Moradores de loteamentos fechados e de acesso controlado no Distrito Federal agora contam com regras mais claras para a regularização e uso desses espaços. O governador Ibaneis Rocha assinou, nesta quarta-feira (25), um decreto que regulamenta a Lei Complementar n° 1.044/2025 sobre o tema. A iniciativa estabelece critérios urbanísticos e proporciona mais segurança jurídica, inclusive para a atuação da fiscalização realizada pela Secretaria de Proteção da Ordem Urbanística (DF Legal).
Ao destacar a importância do documento, o chefe do Executivo afirmou que a medida busca equilibrar o ordenamento urbano com a realidade vivida por quem reside nesses espaços. “Esse é um documento de suma importância para os condomínios fechados do DF. Trata-se da regulamentação da lei que foi aprovada pela nossa Câmara Legislativa, que permite o controle de acesso nesses condomínios. É um presente aos condôminos em respeito a tudo que vocês construíram e em respeito pela segurança que vocês tanto prezam”, declarou Ibaneis Rocha.
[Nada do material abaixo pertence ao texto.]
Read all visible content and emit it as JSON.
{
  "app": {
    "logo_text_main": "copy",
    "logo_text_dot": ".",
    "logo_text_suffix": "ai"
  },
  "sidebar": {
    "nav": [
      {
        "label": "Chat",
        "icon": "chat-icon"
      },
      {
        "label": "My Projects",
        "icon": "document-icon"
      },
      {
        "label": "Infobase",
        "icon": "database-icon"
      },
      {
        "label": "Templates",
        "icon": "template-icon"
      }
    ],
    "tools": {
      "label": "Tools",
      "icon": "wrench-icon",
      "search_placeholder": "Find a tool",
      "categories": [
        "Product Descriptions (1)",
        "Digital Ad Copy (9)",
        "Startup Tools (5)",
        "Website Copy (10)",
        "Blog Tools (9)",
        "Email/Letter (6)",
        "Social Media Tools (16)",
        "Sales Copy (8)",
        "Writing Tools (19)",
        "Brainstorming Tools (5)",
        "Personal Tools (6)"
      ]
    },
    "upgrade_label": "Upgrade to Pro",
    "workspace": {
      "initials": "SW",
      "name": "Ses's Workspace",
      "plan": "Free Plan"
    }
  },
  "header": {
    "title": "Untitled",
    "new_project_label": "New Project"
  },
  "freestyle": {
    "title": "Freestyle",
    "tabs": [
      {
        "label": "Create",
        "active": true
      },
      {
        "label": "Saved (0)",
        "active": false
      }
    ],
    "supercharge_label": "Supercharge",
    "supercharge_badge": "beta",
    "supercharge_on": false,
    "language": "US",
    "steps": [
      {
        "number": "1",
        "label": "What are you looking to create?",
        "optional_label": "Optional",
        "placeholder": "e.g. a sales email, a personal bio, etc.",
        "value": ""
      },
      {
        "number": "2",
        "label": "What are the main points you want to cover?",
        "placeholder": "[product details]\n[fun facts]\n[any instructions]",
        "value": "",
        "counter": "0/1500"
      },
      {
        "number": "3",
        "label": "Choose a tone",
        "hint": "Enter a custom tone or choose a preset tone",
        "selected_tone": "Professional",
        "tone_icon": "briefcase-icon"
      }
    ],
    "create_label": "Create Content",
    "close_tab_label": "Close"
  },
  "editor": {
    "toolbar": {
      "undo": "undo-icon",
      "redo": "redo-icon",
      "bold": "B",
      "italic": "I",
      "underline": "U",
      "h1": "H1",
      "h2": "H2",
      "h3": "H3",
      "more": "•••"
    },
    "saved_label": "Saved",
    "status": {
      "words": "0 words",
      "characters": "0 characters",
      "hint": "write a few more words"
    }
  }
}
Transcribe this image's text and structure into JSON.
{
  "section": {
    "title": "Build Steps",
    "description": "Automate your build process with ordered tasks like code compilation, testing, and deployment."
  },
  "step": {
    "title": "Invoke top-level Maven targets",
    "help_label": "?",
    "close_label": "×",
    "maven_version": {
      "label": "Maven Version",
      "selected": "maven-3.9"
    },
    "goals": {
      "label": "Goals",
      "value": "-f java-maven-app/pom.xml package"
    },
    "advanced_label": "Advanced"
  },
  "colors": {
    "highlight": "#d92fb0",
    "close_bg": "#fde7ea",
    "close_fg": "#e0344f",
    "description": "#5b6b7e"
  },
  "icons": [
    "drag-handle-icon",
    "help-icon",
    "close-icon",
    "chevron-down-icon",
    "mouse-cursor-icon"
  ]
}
O decreto define procedimentos para a implantação, regularização e manutenção de cercamentos em loteamentos do Distrito Federal, além de disciplinar o controle de acesso nesses locais. Na prática, estabelece regras para que os loteamentos funcionem como áreas de acesso controlado ou fechadas, desde que atendam a exigências urbanísticas, como aprovação de projeto, garantia de circulação em vias públicas e acesso irrestrito a serviços essenciais, incluindo segurança e emergência.
O secretário de Desenvolvimento Urbano e Habitação, Marcelo Vaz, explicou o contexto da norma. “Aqueles loteamentos fechados que têm muros e guaritas estavam com uma insegurança jurídica muito grande, com os órgãos de controle querendo tirar esses cerramentos que já estavam consolidados na cidade. Então nós começamos a discutir esse texto com a população. Foram anos de conversa e estudos técnicos até que a gente aprovou no ano passado a lei complementar que permite essa continuidade dos fechamentos. E agora o decreto regulamenta a forma como esse fechamento tem que acontecer, como o projeto tem que ser aprovado, de que forma eventuais medidas têm de ser feitas para que não haja transtorno para a população”, acrescentou.
O documento também estabelece critérios para a regularização de estruturas já existentes, como guaritas e cercamentos implantados em anos anteriores, permitindo a adequação à legislação vigente.
Segundo o consultor jurídico adjunto do governo, Reinaldo Vilar, o decreto atende a uma demanda antiga e evita conflitos na fiscalização. “O decreto vem justamente para regulamentar a lei e trazer segurança jurídica. Antes, mesmo com a lei aprovada, faltava a regulamentação. Agora, com regras claras, quem atender aos requisitos terá seus direitos respeitados”, explicou. Ele enfatizou que a norma organiza a atuação de órgãos como a DF Legal. “O que fizemos foi estabelecer critérios. A partir do momento em que o loteamento cumpre as exigências legais, a atuação precisa respeitar essa condição. Isso traz equilíbrio entre fiscalização e regularização”, complementou.
O secretário da DF Legal, Cristiano Mangueira, reforçou o impacto prático. “A DF Legal sempre é acionada por demandas, inclusive dos próprios moradores de condomínios. Temos feito algumas autuações em guaritas, em acessos controlados. Esse decreto de hoje joga uma pá de cal na questão da derrubada desses cercamentos por falta de regularização. Hoje, os ocupantes ou os condomínios poderão ingressar com pedido de regularização junto à Seduh e, então, conseguir efeito suspensivo nessas ações fiscais”, pontuou.
Entre os principais pontos do decreto, destacam-se as sanções para casos irregulares, como multas e até a remoção de estruturas que não se adequem às normas.